KAREN BRUSTTOLIN, uma das melhores figurinistas da
atualidade, que vem sendo muito requisitada pelos melhores diretores e
produtores brasileiros, assinando os figurinos de vários trabalhos em cartaz, no momento, criou dois super criativos e prazenteiros trajes utilizados pela dupla de
atores.
Uma atmosfera onírica, suave e envolvente é obtida, no palco,
por meio da linda iluminação, criada, a quatro mãos, por RENATO MACHADO e
FELIPE MEDEIROS.
Funcionando como uma espécie de "terceiro personagem", “dialogando”,
o tempo todo, com DAYSE e LUAN, a trilha sonora original,
composta por BETO LEMOS, é uma atração à parte, no espetáculo. Não
consigo enxergar a peça sem ela. Todas as canções utilizados pelo compositor, e
músico em todas as gravações, valorizam ritmos brasileiros, principalmente os
nordestinos, sua origem.
FICHA
TÉCNICA:
Texto: Eduardo Rios
Direção: Duda Maia
Assistência de Direção: Luiza Loroza e Carolina Futuro
Elenco: Dayse Pozato e Luan Vieira
Cenografia: Anderson Dias
Figurinos: Karen Brusttolin
Iluminação: Renato Machado e Felipe Medeiros
Trilha Sonora Original: Beto Lemos
Fotografias: Renato Mangolin
Assessoria de Imprensa: Paula Catunda
Direção de Produção: Bruno Mariozz
Produção: Palavra Z Produções Culturais
SERVIÇO:
Temporada: De 04 de março a 07 de maio de 2023.

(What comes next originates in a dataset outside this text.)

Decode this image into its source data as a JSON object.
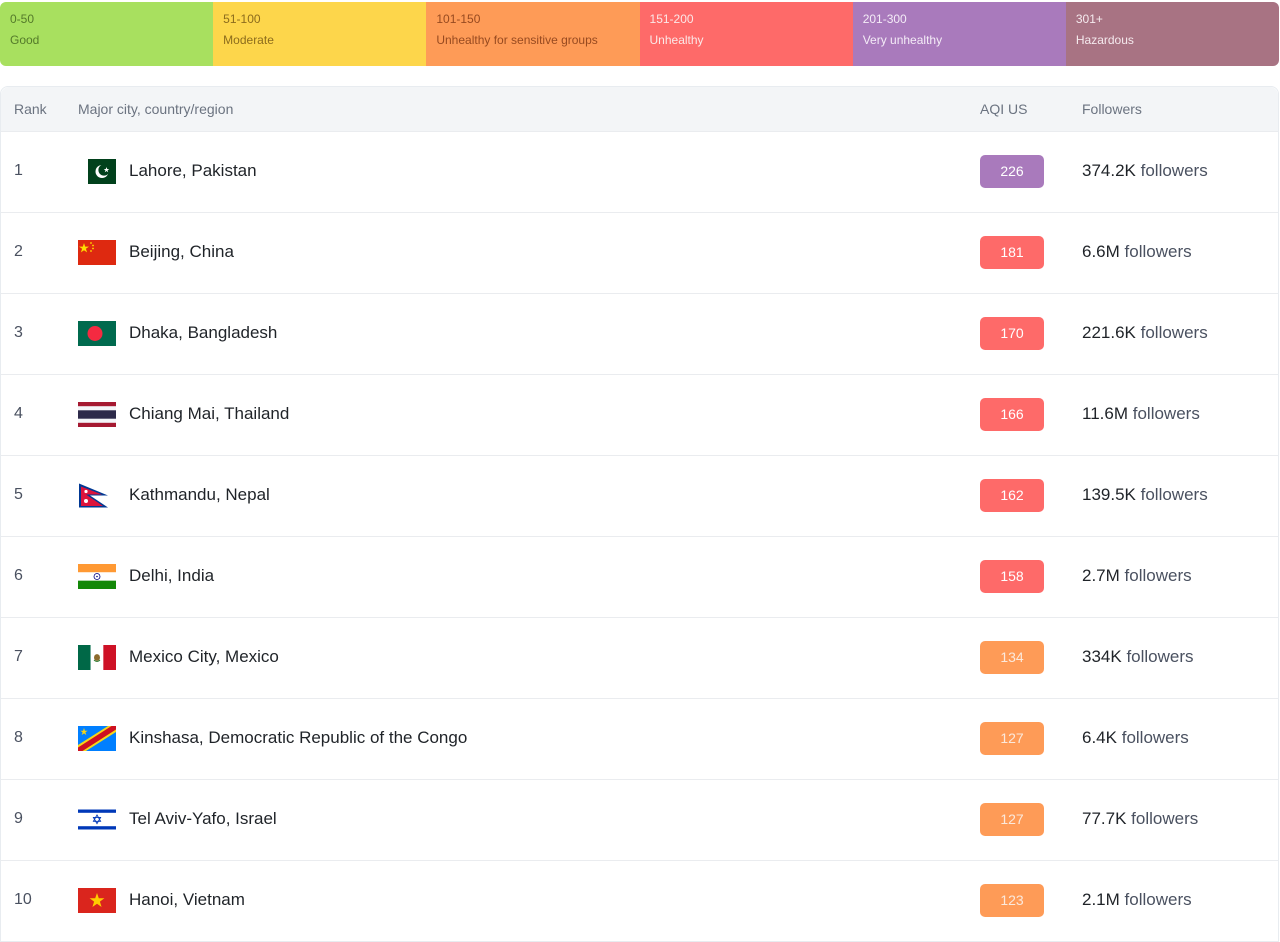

Local: Centro Cultural Oi Futuro.
Endereço: Rua Dois de Dezembro, nº 63 – Flamengo – Rio de Janeiro.
Telefone: (21)3131-3060.
Dias e Horários: Sábados e domingos, às 16h.
Valor dos Ingressos: R$40,00 (inteira) e R$20,00
(meia entrada).
Vendas pela plataforma Sympla: www.sympla.com.br
O Centro Cultural Oi Futuro é acessível a pessoas com necessidades
especiais.
Duração: 50 minutos.
Capacidade: 63 lugares.
Classificação Indicativa: Livre.
Gênero: Teatro Infantojuvenil.
“MANOEL” é um convite ao sonho, à poesia. É a
representação concreta do “inatingível”, diante dos nossos olhos.

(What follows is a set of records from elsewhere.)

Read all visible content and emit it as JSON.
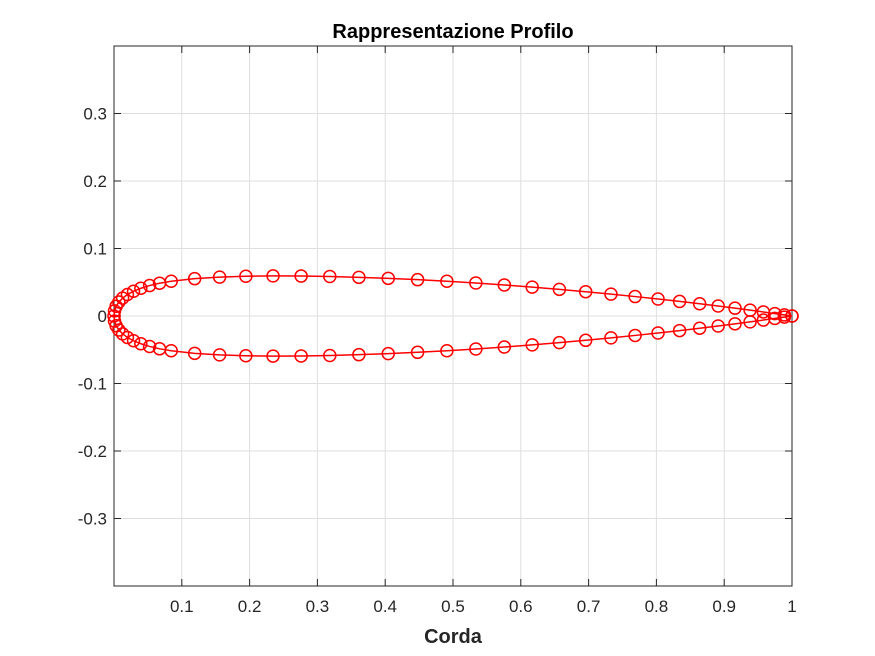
{
  "chart_data": {
    "type": "line",
    "title": "Rappresentazione Profilo",
    "xlabel": "Corda",
    "ylabel": "",
    "xlim": [
      0,
      1
    ],
    "ylim": [
      -0.4,
      0.4
    ],
    "grid": true,
    "legend": "none",
    "marker": "circle",
    "colors": {
      "series": "#ff0000",
      "axes": "#262626",
      "grid": "#dfdfdf",
      "background": "#ffffff"
    },
    "x_ticks": [
      {
        "value": 0.1,
        "label": "0.1"
      },
      {
        "value": 0.2,
        "label": "0.2"
      },
      {
        "value": 0.3,
        "label": "0.3"
      },
      {
        "value": 0.4,
        "label": "0.4"
      },
      {
        "value": 0.5,
        "label": "0.5"
      },
      {
        "value": 0.6,
        "label": "0.6"
      },
      {
        "value": 0.7,
        "label": "0.7"
      },
      {
        "value": 0.8,
        "label": "0.8"
      },
      {
        "value": 0.9,
        "label": "0.9"
      },
      {
        "value": 1.0,
        "label": "1"
      }
    ],
    "y_ticks": [
      {
        "value": 0.3,
        "label": "0.3"
      },
      {
        "value": 0.2,
        "label": "0.2"
      },
      {
        "value": 0.1,
        "label": "0.1"
      },
      {
        "value": 0.0,
        "label": "0"
      },
      {
        "value": -0.1,
        "label": "-0.1"
      },
      {
        "value": -0.2,
        "label": "-0.2"
      },
      {
        "value": -0.3,
        "label": "-0.3"
      }
    ],
    "series": [
      {
        "x": [
          1.0,
          0.9887,
          0.9747,
          0.9578,
          0.9382,
          0.9159,
          0.8911,
          0.8638,
          0.8342,
          0.8024,
          0.7686,
          0.733,
          0.6957,
          0.6569,
          0.6168,
          0.5757,
          0.5337,
          0.491,
          0.4478,
          0.4045,
          0.3612,
          0.3183,
          0.276,
          0.2346,
          0.1945,
          0.1558,
          0.119,
          0.0844,
          0.0672,
          0.0525,
          0.0396,
          0.0288,
          0.0198,
          0.0127,
          0.0072,
          0.0032,
          0.0008,
          0.0,
          0.0008,
          0.0032,
          0.0072,
          0.0127,
          0.0198,
          0.0288,
          0.0396,
          0.0525,
          0.0672,
          0.0844,
          0.119,
          0.1558,
          0.1945,
          0.2346,
          0.276,
          0.3183,
          0.3612,
          0.4045,
          0.4478,
          0.491,
          0.5337,
          0.5757,
          0.6168,
          0.6569,
          0.6957,
          0.733,
          0.7686,
          0.8024,
          0.8342,
          0.8638,
          0.8911,
          0.9159,
          0.9382,
          0.9578,
          0.9747,
          0.9887,
          1.0
        ],
        "y": [
          0.0,
          0.0016,
          0.0036,
          0.006,
          0.0087,
          0.0116,
          0.0148,
          0.0181,
          0.0216,
          0.0252,
          0.0288,
          0.0324,
          0.036,
          0.0395,
          0.0428,
          0.046,
          0.0489,
          0.0515,
          0.0538,
          0.0558,
          0.0573,
          0.0585,
          0.0592,
          0.0594,
          0.0589,
          0.0576,
          0.0553,
          0.0515,
          0.0486,
          0.0451,
          0.0411,
          0.0367,
          0.0318,
          0.0265,
          0.0207,
          0.0145,
          0.0076,
          0.0,
          -0.0076,
          -0.0145,
          -0.0207,
          -0.0265,
          -0.0318,
          -0.0367,
          -0.0411,
          -0.0451,
          -0.0486,
          -0.0515,
          -0.0553,
          -0.0576,
          -0.0589,
          -0.0594,
          -0.0592,
          -0.0585,
          -0.0573,
          -0.0558,
          -0.0538,
          -0.0515,
          -0.0489,
          -0.046,
          -0.0428,
          -0.0395,
          -0.036,
          -0.0324,
          -0.0288,
          -0.0252,
          -0.0216,
          -0.0181,
          -0.0148,
          -0.0116,
          -0.0087,
          -0.006,
          -0.0036,
          -0.0016,
          0.0
        ]
      }
    ]
  }
}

É um mergulho abissal nas profundezas do lúdico e de todas as possibilidades,
inextinguíveis, que ele pode nos proporcionar. E é por isso que recomendo o espetáculo, o qual, certamente, estará
nas premiações referentes ao ano teatral de 2023. “MANOEL” terá uma vida
longa e merece muitas outras temporadas, no Rio de Janeiro e fora da cidade.